А Бойка смеется в ответ. О, ее смех!

— Что ты выдумываешь? Здесь я, обними меня покрепче! У тебя большие, сильные руки, а ты не смеешь схватить меня и так сжать в объятиях, чтоб голова пошла кругом, чтоб в глазах потемнело. Боишься. Отчего ты боишься?

— Боюсь, потому что знаю: потеряю тебя.

— Ничего ты не знаешь. И уж коли на то пошло, у меня больше причин бояться: в Одрине полным-полно белолицых ханум, а ты красив и молод…

Момчил приподнялся. Он обидел ее на прощанье. Бойка, верно, лежит сейчас, уткнувшись лицом в подушку, и плачет. Его жена как листочек осины: трепещет от малейшего дуновения ветерка. И чуть что — слезы рекой. Вернуться, отереть ее слезы, сегодня же ночью, сейчас же! Он обнимет ее крепко-крепко, чтоб голова закружилась… Момчил встал. Сошел с крыльца, глянул вверх, на далекие крохотные светлячки звезд, отыскал Наседку[3]. Только-только выплыла она со своим выводком на небо. Разбежались цыплятки по звездному полю, зерна клюют. Не пройдет денница и половины своего небесного пути, как он уже доскачет до дому. А покуда квочка созовет своих птенцов и уйдет за горизонт, он уже снова вернется сюда, еще до рассвета. Никто и не догадается, где он был. А если, паче чаяния, запоздает — что ж, подождут, не разбегутся же его овцы.

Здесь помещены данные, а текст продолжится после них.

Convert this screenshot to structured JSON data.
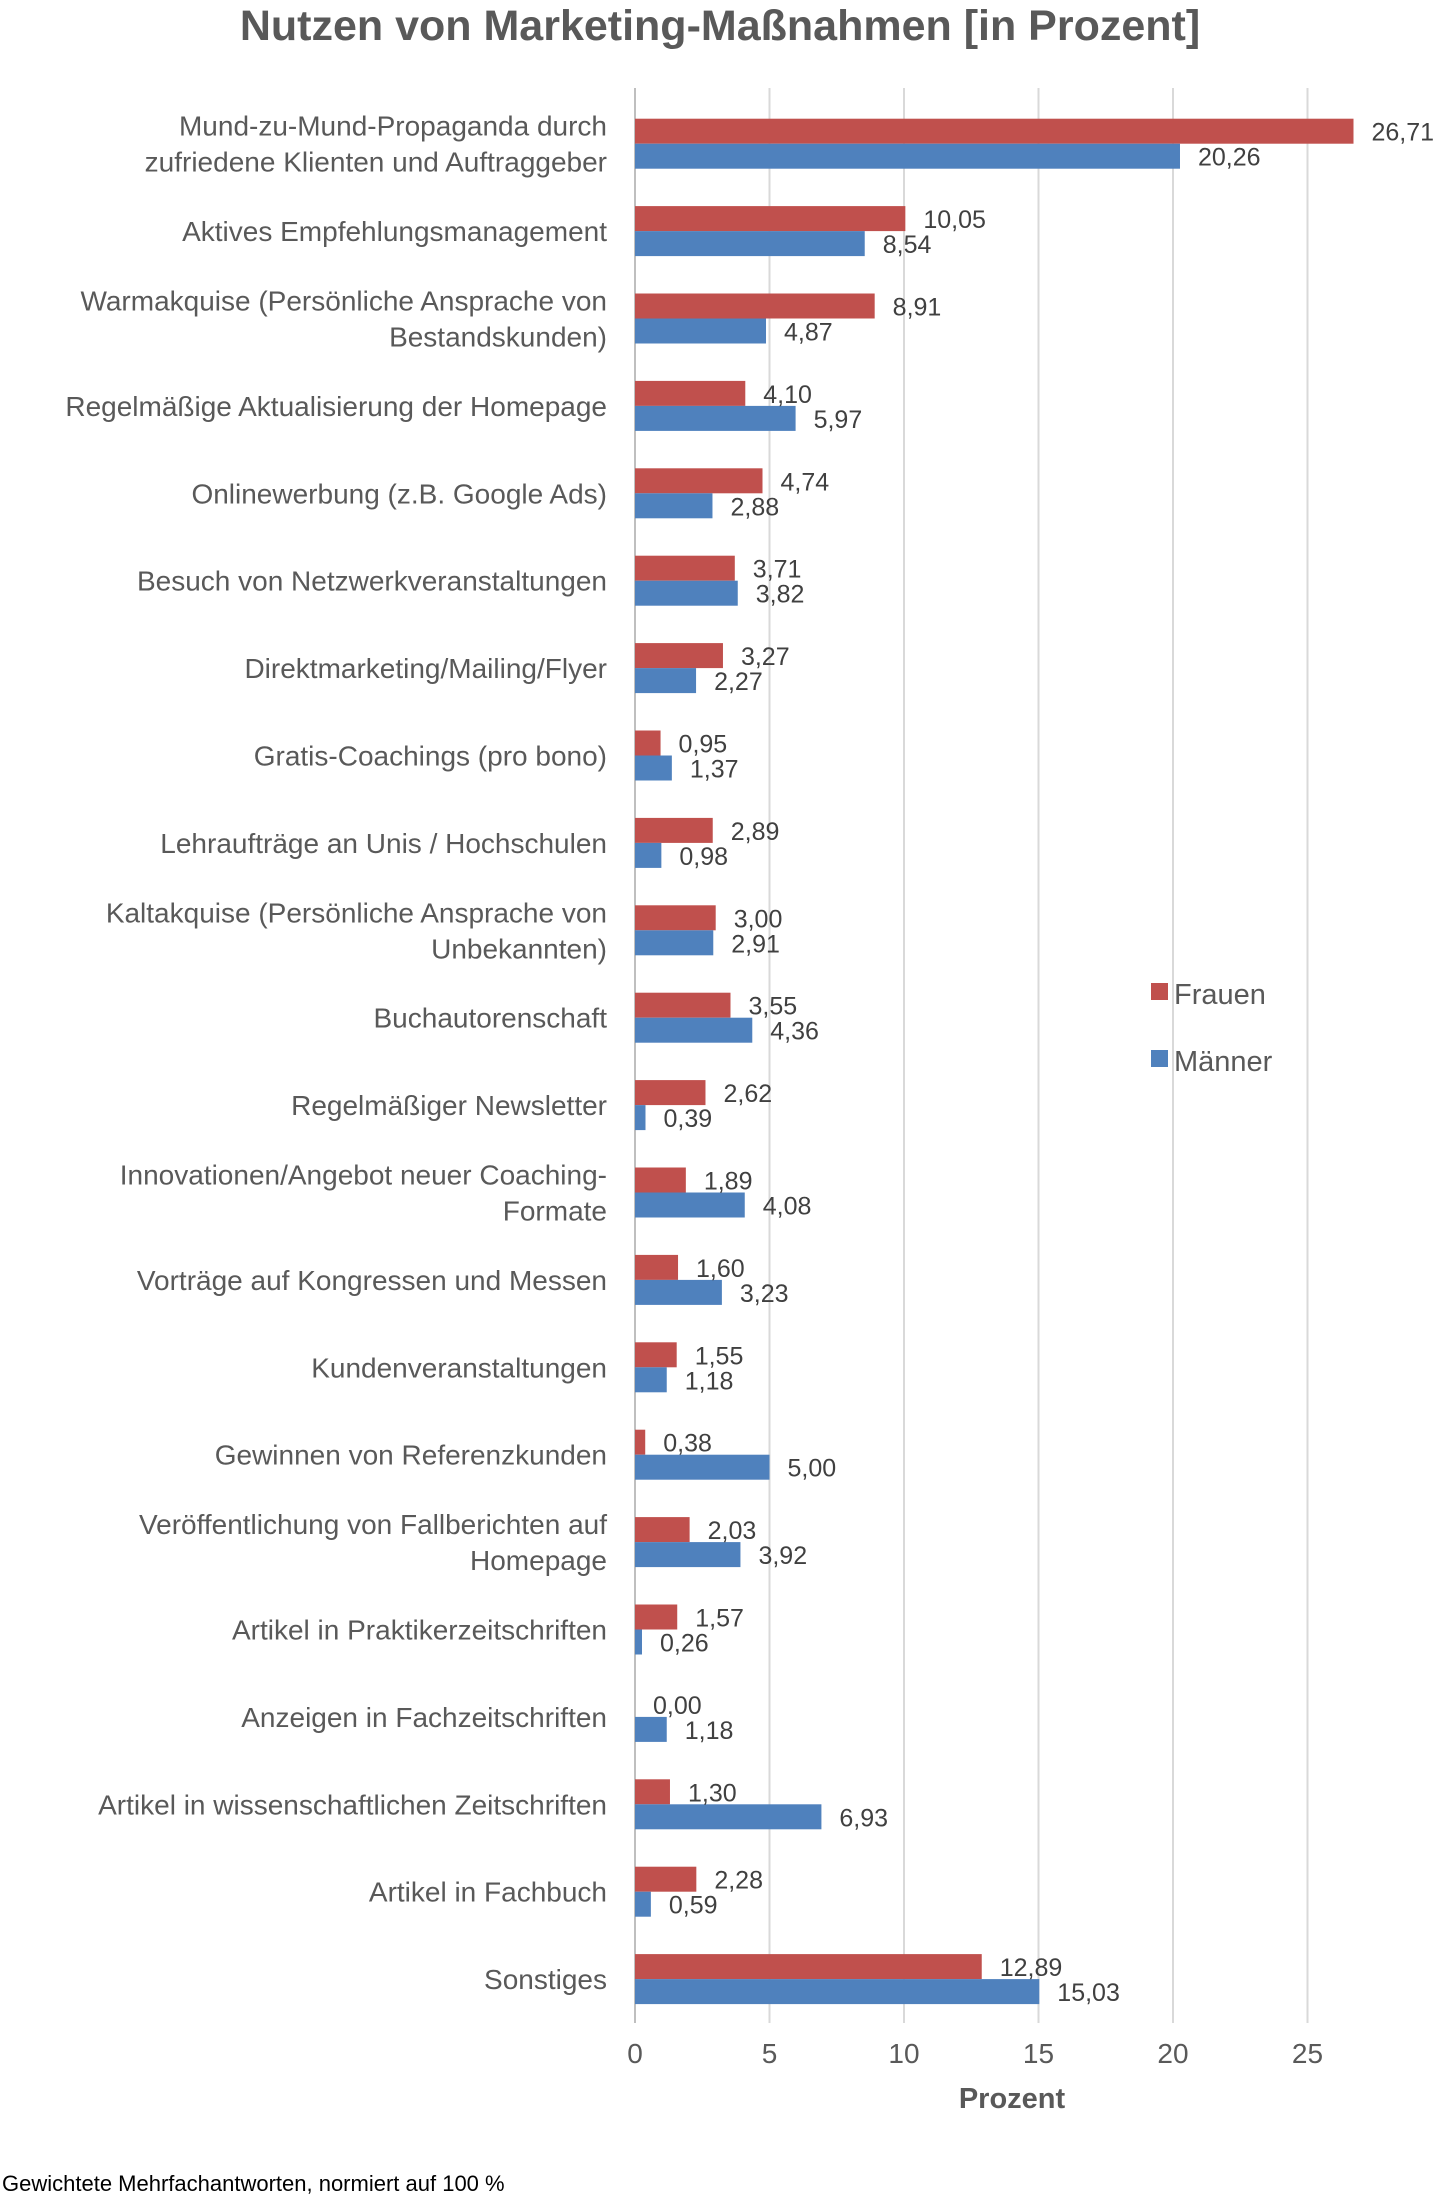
{
  "footnote": "Gewichtete Mehrfachantworten, normiert auf 100 %",
  "chart_data": {
    "type": "bar",
    "orientation": "horizontal",
    "title": "Nutzen von Marketing-Maßnahmen [in Prozent]",
    "xlabel": "Prozent",
    "ylabel": "",
    "xlim": [
      0,
      27.5
    ],
    "xticks": [
      "0",
      "5",
      "10",
      "15",
      "20",
      "25"
    ],
    "grid": true,
    "legend_position": "right",
    "categories": [
      "Mund-zu-Mund-Propaganda durch zufriedene Klienten und Auftraggeber",
      "Aktives Empfehlungsmanagement",
      "Warmakquise (Persönliche Ansprache von Bestandskunden)",
      "Regelmäßige Aktualisierung der Homepage",
      "Onlinewerbung (z.B. Google Ads)",
      "Besuch von Netzwerkveranstaltungen",
      "Direktmarketing/Mailing/Flyer",
      "Gratis-Coachings (pro bono)",
      "Lehraufträge an Unis / Hochschulen",
      "Kaltakquise (Persönliche Ansprache von Unbekannten)",
      "Buchautorenschaft",
      "Regelmäßiger Newsletter",
      "Innovationen/Angebot neuer Coaching-Formate",
      "Vorträge auf Kongressen und Messen",
      "Kundenveranstaltungen",
      "Gewinnen von Referenzkunden",
      "Veröffentlichung von Fallberichten auf Homepage",
      "Artikel in Praktikerzeitschriften",
      "Anzeigen in Fachzeitschriften",
      "Artikel in wissenschaftlichen Zeitschriften",
      "Artikel in Fachbuch",
      "Sonstiges"
    ],
    "category_lines": [
      [
        "Mund-zu-Mund-Propaganda durch",
        "zufriedene Klienten und Auftraggeber"
      ],
      [
        "Aktives Empfehlungsmanagement"
      ],
      [
        "Warmakquise (Persönliche Ansprache von",
        "Bestandskunden)"
      ],
      [
        "Regelmäßige Aktualisierung der Homepage"
      ],
      [
        "Onlinewerbung (z.B. Google Ads)"
      ],
      [
        "Besuch von Netzwerkveranstaltungen"
      ],
      [
        "Direktmarketing/Mailing/Flyer"
      ],
      [
        "Gratis-Coachings (pro bono)"
      ],
      [
        "Lehraufträge an Unis / Hochschulen"
      ],
      [
        "Kaltakquise (Persönliche Ansprache von",
        "Unbekannten)"
      ],
      [
        "Buchautorenschaft"
      ],
      [
        "Regelmäßiger Newsletter"
      ],
      [
        "Innovationen/Angebot neuer Coaching-",
        "Formate"
      ],
      [
        "Vorträge auf Kongressen und Messen"
      ],
      [
        "Kundenveranstaltungen"
      ],
      [
        "Gewinnen von Referenzkunden"
      ],
      [
        "Veröffentlichung von Fallberichten auf",
        "Homepage"
      ],
      [
        "Artikel in Praktikerzeitschriften"
      ],
      [
        "Anzeigen in Fachzeitschriften"
      ],
      [
        "Artikel in wissenschaftlichen Zeitschriften"
      ],
      [
        "Artikel in Fachbuch"
      ],
      [
        "Sonstiges"
      ]
    ],
    "series": [
      {
        "name": "Frauen",
        "color": "#C0504D",
        "values": [
          26.71,
          10.05,
          8.91,
          4.1,
          4.74,
          3.71,
          3.27,
          0.95,
          2.89,
          3.0,
          3.55,
          2.62,
          1.89,
          1.6,
          1.55,
          0.38,
          2.03,
          1.57,
          0.0,
          1.3,
          2.28,
          12.89
        ],
        "labels": [
          "26,71",
          "10,05",
          "8,91",
          "4,10",
          "4,74",
          "3,71",
          "3,27",
          "0,95",
          "2,89",
          "3,00",
          "3,55",
          "2,62",
          "1,89",
          "1,60",
          "1,55",
          "0,38",
          "2,03",
          "1,57",
          "0,00",
          "1,30",
          "2,28",
          "12,89"
        ]
      },
      {
        "name": "Männer",
        "color": "#4F81BD",
        "values": [
          20.26,
          8.54,
          4.87,
          5.97,
          2.88,
          3.82,
          2.27,
          1.37,
          0.98,
          2.91,
          4.36,
          0.39,
          4.08,
          3.23,
          1.18,
          5.0,
          3.92,
          0.26,
          1.18,
          6.93,
          0.59,
          15.03
        ],
        "labels": [
          "20,26",
          "8,54",
          "4,87",
          "5,97",
          "2,88",
          "3,82",
          "2,27",
          "1,37",
          "0,98",
          "2,91",
          "4,36",
          "0,39",
          "4,08",
          "3,23",
          "1,18",
          "5,00",
          "3,92",
          "0,26",
          "1,18",
          "6,93",
          "0,59",
          "15,03"
        ]
      }
    ]
  }
}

Он торопливо отвязал коня, повел его между спящих овец. Овцы зашевелились. Колокольчик звякнул спросонок и тут же затих, вновь погрузившись в сон. Момчил отпер ворота. Неслышно отодвинул деревянный засов, вывел коня. Притворил за собой ворота и взлетел в седло. Раздался топот копыт. Момчил скакал через холмы, через глухие, темные долины и колдовские лесные поляны, посеребренные светом месяца и звезд — домой, домой, отереть слезы любимой…

Когда остановился он у ворот своего дома в безмятежно спавшем среднегорском городке, взмыленный конь его шатался и хрипел. Вокруг царило безмолвие. Только какой-то кузнечик сонно стрекотал в виноградных лозах, распластавших свою тень над половиной двора. Сквозь лозы пробивался слабый, приглушенный свет: в Бойкином окошке горел огонь.

Момчил тяжело перепрыгнул через ограду. Большой белый пес ринулся к нему, залаял, но, узнав хозяина, сразу умолк. Остановился перед ним, радостно завилял хвостом, стал ласкаться. Момчил прошел под темными виноградными лозами, с шумом взбежал на крыльцо, громко постучал в дверь. Никто не отозвался. Он ударил кулаком второй раз, третий.

— Кто там? — долетел сквозь замочную скважину испуганный голос Бойки.

— Это я, Бойка.

* * *

Дверь распахнулась, и Момчил вошел в дом. Перед ним стояла Бойка. Глаза ее затуманены страхом, усталостью и чем-то еще — он хорошо знал, чем… Сердце Момчила обожгло недобрым огнем. Черные ее, мягкие волосы в беспорядке — точно только что скошенное сено. Мужская рука перепутала эти пряди. На плече еще виднеются два красных пятнышка. Отчего не закроет она плеча? Эта женщина так истомлена и так прекрасна! Она вскочила с постели, вспугнутая ударами кулака в дверь. Идет ему навстречу. И по ее губам даже скользит призывная улыбка.

— Отчего ты вернулся?

Момчил задрожал. Он теряет ее. Еще мгновение — и он начнет кричать, крушить и рушить все вокруг. Но в тот самый миг, когда рука его поднялась для удара, в соседней комнате раздался нежный голосок разбуженного ребенка. Этот голос остановил его, усмирил кровь, — как ласковое материнское увещанье. Разорвал черную пелену, застилавшую очи — так весеннее солнце разрывает дождевую тучу.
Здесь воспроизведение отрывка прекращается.